Un cygne d’une blancheur immaculée glissa sur l’eau solitaire. Le lac s’émut de la légèreté grâcieuse du bel oiseau, étendit, soudain, depuis ses profondeurs, deux immenses ailes fluviales et saisit le mouvement translucide du cygne pour le mener, avec délicatesse, jusqu’au ciel. Celui-ci demeura imperturbable. Le lac versa, au miroir de son âme, une larme d’une douceur inégalable. Tous deux s’unissaient en silence.
Si je vivais, Qui étais-je alors ? Mais si je ne vivais pas, Qui parlerait encore ?

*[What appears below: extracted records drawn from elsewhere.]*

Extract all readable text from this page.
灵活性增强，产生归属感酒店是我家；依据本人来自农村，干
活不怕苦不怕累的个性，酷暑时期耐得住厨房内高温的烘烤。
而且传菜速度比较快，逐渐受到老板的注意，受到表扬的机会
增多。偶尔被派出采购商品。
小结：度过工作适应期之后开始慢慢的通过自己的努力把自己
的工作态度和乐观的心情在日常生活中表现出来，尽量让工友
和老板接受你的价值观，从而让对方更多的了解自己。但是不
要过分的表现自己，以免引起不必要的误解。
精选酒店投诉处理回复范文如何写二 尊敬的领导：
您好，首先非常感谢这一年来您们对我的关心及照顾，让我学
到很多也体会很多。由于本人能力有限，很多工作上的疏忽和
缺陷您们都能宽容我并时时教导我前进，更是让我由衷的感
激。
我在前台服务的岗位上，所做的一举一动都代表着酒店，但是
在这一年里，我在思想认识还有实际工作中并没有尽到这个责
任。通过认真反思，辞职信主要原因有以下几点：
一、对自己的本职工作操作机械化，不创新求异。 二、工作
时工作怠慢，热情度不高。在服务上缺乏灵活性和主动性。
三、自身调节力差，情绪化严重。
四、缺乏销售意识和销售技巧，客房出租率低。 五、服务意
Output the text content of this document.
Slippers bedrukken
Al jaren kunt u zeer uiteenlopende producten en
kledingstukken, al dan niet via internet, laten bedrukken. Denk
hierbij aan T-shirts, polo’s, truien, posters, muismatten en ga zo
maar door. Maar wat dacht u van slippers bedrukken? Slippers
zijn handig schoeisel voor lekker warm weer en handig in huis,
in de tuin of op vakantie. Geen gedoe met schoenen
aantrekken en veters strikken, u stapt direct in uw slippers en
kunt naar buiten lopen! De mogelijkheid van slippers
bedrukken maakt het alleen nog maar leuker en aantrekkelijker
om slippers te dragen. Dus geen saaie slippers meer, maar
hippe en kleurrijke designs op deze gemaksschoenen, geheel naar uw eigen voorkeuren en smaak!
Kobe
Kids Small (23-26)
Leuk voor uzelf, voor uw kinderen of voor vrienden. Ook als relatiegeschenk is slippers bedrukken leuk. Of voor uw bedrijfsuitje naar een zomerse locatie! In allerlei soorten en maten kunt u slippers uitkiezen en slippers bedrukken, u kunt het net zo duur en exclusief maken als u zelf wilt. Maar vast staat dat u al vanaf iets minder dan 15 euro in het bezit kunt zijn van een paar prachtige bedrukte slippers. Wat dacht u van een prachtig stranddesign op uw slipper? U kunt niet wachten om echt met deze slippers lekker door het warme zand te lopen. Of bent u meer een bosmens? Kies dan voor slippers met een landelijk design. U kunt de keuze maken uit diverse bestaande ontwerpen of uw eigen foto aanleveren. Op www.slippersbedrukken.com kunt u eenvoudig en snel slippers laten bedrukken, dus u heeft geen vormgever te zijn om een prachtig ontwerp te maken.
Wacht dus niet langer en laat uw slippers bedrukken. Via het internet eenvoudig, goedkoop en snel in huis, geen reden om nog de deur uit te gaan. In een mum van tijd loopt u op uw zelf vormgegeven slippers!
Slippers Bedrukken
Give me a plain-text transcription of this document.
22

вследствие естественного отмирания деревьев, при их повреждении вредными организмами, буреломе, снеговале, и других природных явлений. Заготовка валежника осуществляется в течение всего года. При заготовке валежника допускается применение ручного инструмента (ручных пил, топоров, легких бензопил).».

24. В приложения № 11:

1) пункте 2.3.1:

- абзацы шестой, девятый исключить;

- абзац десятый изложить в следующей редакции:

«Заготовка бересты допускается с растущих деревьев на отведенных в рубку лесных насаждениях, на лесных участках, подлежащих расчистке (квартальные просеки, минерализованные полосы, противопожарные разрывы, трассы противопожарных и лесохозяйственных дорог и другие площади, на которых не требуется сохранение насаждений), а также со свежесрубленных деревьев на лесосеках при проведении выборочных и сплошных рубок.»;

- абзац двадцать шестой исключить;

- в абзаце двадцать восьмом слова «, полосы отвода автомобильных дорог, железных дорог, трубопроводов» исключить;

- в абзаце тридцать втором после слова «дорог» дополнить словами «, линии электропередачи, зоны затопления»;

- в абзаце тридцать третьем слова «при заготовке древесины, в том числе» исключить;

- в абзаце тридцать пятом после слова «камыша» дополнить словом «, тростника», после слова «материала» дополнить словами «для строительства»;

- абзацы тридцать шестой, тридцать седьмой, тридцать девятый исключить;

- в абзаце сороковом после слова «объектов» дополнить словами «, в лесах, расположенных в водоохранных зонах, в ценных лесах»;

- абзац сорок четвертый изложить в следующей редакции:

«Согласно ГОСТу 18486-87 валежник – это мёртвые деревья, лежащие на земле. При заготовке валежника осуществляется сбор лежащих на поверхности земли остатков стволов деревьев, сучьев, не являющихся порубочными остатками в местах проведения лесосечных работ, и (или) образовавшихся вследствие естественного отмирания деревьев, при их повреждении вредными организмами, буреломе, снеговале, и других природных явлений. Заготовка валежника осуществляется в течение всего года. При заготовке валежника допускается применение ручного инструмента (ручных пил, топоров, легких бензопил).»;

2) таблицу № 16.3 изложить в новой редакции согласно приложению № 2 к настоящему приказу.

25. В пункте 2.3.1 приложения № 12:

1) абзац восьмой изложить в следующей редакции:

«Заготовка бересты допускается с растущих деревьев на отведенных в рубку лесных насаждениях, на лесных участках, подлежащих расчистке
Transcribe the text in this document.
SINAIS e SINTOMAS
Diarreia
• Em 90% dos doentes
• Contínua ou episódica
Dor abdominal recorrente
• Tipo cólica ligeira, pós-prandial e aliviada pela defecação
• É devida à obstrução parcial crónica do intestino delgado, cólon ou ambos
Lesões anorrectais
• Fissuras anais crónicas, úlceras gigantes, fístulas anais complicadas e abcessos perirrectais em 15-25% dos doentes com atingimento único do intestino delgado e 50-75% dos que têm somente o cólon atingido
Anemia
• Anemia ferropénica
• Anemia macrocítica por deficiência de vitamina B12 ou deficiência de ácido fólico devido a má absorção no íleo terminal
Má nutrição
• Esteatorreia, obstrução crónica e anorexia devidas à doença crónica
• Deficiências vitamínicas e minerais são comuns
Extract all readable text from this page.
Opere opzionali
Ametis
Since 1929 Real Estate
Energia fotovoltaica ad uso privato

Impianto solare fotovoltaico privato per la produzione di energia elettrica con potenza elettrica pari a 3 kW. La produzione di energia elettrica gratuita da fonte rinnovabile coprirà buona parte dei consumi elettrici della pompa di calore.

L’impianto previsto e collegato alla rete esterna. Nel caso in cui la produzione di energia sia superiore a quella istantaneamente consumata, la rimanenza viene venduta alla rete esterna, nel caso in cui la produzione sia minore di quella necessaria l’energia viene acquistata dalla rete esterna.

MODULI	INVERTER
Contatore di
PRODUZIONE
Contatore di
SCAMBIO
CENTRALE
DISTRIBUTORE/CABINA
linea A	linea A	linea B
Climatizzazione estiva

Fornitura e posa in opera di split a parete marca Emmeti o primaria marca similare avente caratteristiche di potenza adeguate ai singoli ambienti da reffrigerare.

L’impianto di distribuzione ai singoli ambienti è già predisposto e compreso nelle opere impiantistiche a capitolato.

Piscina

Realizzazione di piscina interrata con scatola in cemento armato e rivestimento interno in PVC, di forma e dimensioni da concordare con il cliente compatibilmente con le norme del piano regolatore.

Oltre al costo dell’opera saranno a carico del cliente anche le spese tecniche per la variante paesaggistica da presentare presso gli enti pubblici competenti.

La merveille fut de ne pas survivre aux raz-de-marée, ni de prétendre être autre. Mais, si tu n’existais pas, je t’inventais dans une préexistence tissée de nos mains aimantes, et tu fis, sans doute, apparaître notre rêve commun. Tu donnas à l’ombre les pas de notre souvenance et tu me dis combien nous nous aimions. Je vis Amour et Il ne cessa de me submerger, alors que l’océan était une vastité. Nous nous mîmes à chanter. Ce fut une visitation permanente, la joie indomptable, une présence révélée. Plus que tout, tu m’invitas à le clamer et je retins à peine cette étrangeté, car la joie se voulait être partagée. Vivre en Lui, l’Amour, c’est ne point survivre à tout ce qui nous sépare. Je vis une onde tournoyer, alors que la nuit glissait comme une invitée et nous nous mîmes à rire dans le ciel sans nom, le ciel de notre unité. Je l’attrapais au vol, cet instant pérenne et nous nous mîmes à danser. Une infinité de petites ailes au sein d’un ciel émerveillé.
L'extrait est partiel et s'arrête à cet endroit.